Además, en Tivissa se ubicará una de las tres estaciones de compresión –una infraestructura que una vez recibe el hidrógeno lo puede comprimir y almacenar para suministrarlo a vehículos–. Por lo que respecta al tramo del eje del Levante, conectará Tivissa con la Salzadella (Baix Maestrat) y será de 68 kilómetros. Con todo, la red de hidrógeno diseñada para Cataluña prevé la agregación de nodos en las zonas de Reus y el Papiol, donde Enagás prevé que se puedan levantar futuros proyectos de producción y consumo.
Incertidumbres
El gestor de la infraestructura gasista en el Estado cuenta con un presupuesto de 2.640 millones de euros para desplegar esta red en el conjunto del Estado. La intención es que se empiece a construir en 2027 y esté operativa en 2030.
En todo caso, los planes de Enagás también están acompañados de incertidumbres. Por un lado, aunque la intención es poder reutilizar una parte de la infraestructura de la red gasista actual, esto no es posible para todos los kilómetros. De hecho, reconvertirla es una de las dificultades, sobre todo porque el gas y el hidrógeno son dos tecnologías que hay que tratar de forma diferente por su composición. Enagás ha asegurado que tiene identificados hasta un 30% de tramos de gasoductos que serían reutilizables para el hidrógeno y que el objetivo es incrementar este porcentaje hasta el 70%. Además, un 80% de la red de gasoductos actuales coincide con los trazados que la compañía ha planificado por todo el territorio español para poder conectar los diferentes centros de producción de hidrógeno.

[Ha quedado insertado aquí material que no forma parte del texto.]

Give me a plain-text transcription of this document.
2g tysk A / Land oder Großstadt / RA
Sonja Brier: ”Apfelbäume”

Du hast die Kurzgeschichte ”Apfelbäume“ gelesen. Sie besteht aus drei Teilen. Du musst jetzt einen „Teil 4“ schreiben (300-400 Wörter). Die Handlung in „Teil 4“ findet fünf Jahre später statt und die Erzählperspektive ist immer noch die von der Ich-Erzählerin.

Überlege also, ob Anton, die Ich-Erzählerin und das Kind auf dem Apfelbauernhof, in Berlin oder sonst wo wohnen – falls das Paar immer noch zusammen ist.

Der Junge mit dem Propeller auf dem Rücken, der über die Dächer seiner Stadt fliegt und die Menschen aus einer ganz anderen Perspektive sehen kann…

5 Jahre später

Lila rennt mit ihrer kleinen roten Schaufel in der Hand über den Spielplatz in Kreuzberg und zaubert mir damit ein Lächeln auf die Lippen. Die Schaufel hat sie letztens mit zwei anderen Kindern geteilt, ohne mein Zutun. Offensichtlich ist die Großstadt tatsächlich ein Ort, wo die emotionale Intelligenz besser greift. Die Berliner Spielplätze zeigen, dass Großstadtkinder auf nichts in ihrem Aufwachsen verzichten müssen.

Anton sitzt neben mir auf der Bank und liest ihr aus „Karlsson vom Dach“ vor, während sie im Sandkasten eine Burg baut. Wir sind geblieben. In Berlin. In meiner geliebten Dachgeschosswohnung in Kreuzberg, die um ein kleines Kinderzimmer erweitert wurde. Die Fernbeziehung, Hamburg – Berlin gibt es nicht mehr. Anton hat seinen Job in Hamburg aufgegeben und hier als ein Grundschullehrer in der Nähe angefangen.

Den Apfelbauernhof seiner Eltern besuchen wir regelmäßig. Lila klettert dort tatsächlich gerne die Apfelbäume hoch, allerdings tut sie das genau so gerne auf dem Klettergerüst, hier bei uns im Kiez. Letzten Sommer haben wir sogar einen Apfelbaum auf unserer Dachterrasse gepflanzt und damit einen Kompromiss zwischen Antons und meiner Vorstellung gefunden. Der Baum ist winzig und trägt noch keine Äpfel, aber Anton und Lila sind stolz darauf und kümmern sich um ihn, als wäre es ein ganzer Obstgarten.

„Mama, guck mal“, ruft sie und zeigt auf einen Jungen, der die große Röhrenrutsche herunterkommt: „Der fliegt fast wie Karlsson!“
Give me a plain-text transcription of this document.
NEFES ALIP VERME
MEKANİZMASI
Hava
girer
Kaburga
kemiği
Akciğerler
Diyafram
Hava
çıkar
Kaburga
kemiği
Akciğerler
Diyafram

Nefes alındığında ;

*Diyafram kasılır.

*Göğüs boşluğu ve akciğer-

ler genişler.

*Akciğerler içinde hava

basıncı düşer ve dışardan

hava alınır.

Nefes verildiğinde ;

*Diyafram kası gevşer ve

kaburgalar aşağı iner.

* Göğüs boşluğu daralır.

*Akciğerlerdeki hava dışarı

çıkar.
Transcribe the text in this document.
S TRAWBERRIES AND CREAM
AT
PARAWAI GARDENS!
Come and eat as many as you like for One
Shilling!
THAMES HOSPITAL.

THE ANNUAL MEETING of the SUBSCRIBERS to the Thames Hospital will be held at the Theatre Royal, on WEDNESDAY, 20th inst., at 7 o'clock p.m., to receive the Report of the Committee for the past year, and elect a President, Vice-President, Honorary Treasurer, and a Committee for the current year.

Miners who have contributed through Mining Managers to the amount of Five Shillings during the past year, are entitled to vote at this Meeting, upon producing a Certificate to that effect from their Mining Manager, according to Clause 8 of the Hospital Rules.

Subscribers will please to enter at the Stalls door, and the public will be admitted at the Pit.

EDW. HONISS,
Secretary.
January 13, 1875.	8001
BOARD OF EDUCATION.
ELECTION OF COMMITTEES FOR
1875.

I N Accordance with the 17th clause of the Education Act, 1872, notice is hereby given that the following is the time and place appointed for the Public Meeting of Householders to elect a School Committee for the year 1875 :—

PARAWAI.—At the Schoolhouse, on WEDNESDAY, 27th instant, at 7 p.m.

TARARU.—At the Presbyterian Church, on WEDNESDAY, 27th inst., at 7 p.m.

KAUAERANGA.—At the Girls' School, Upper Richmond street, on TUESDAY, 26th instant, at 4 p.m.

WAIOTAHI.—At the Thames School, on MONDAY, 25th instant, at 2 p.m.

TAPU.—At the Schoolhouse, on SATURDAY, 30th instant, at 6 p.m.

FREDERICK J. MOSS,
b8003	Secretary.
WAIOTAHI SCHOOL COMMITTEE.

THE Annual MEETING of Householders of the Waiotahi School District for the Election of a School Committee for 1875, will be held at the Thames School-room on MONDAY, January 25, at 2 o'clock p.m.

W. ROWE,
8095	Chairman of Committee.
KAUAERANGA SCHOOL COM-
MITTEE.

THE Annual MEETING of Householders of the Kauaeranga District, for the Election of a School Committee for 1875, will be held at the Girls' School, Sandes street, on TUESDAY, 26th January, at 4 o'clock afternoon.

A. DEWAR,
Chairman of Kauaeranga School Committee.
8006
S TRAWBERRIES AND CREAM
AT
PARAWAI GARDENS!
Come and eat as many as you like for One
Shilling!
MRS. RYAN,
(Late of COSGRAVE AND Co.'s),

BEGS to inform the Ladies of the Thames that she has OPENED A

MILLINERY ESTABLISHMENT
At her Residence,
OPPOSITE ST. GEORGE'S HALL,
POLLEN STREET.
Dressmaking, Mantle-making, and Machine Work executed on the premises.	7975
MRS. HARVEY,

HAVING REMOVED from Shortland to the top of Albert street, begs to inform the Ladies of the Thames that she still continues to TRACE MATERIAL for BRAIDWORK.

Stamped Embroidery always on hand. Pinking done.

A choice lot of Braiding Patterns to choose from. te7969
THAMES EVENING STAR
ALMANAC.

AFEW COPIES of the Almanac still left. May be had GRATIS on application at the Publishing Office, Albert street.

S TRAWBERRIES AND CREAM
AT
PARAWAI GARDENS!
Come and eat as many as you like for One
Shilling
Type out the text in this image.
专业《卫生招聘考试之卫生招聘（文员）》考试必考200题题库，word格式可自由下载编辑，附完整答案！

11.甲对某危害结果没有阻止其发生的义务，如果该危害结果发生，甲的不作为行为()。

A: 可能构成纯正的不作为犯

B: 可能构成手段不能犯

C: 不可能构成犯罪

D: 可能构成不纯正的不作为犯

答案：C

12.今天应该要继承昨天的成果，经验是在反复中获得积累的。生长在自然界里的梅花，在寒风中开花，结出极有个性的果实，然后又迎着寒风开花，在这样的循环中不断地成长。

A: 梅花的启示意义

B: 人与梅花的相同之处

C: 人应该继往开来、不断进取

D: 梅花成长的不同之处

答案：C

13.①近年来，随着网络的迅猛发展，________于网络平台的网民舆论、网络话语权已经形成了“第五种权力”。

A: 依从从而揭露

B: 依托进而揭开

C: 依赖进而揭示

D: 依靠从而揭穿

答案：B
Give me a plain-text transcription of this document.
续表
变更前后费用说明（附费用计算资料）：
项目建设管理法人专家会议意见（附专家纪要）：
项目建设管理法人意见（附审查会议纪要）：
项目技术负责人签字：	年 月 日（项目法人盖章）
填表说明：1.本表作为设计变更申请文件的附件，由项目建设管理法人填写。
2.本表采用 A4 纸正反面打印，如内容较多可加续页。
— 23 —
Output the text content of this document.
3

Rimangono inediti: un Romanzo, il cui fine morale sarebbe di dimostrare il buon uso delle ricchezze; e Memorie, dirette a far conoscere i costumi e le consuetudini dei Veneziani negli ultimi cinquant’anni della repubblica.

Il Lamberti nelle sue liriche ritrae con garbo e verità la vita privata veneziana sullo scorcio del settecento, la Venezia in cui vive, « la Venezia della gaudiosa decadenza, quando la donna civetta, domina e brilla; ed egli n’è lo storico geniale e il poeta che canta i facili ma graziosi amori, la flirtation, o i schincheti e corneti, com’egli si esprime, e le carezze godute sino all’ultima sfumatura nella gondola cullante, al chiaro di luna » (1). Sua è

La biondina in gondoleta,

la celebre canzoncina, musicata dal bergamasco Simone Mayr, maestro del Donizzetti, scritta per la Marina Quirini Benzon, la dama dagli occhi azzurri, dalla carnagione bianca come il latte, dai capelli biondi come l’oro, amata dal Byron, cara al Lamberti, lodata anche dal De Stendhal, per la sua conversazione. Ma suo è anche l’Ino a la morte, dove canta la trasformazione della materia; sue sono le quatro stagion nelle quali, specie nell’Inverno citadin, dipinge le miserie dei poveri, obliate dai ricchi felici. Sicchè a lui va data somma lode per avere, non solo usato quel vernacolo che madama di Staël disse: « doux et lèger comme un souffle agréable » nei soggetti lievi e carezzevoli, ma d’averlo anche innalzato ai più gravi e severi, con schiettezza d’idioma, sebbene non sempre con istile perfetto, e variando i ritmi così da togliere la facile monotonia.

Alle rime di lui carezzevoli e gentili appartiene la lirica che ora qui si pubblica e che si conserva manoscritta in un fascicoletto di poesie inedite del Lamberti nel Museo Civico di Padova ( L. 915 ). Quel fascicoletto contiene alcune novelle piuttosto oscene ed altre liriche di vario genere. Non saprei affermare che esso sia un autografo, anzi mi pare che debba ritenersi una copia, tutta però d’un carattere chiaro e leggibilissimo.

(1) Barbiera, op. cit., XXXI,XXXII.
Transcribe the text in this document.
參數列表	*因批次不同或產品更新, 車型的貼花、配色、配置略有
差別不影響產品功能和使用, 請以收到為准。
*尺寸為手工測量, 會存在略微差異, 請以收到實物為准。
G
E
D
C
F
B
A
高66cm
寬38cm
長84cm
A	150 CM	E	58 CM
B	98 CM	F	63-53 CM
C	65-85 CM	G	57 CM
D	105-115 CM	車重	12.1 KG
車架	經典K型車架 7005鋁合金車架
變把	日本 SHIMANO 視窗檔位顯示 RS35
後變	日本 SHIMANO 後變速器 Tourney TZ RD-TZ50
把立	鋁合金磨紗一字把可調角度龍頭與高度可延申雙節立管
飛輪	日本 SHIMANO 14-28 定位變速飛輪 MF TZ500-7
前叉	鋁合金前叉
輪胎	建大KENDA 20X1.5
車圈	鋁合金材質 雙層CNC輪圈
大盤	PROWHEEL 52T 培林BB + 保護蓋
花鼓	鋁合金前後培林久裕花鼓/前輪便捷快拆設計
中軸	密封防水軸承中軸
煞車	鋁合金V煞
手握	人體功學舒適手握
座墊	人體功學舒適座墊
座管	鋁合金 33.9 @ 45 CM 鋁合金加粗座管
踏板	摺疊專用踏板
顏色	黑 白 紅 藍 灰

La otra incertidumbre es la cuestión de la producción y consumo del hidrógeno verde, un vector energético que aspira a jugar un papel clave en la descarbonización y la autonomía energética. O como mínimo esta es la ambición de países como España, que no solo busca la manera de producir esta energía renovable (se genera a partir de otras energías como la solar o la eólica), sino también la manera de transportarla internamente y hacia el exterior –por eso nace la red troncal del hidrógeno–. Algunas voces han apuntado que por ahora se trata de una tecnología que "no es competitiva", decía el presidente de Naturgy, Francisco Reynés, durante la presentación de los resultados anuales. También Repsol ha enfriado su despliegue. Por el contrario, Arturo Gonzalo, consejero delegado de Enagás, ha defendido que avanza "a velocidad de crucero". "Hay muchas opiniones que tienen vocación de convertirse en profecías autocumplidas", afirmaba Gonzalo el pasado mes de febrero.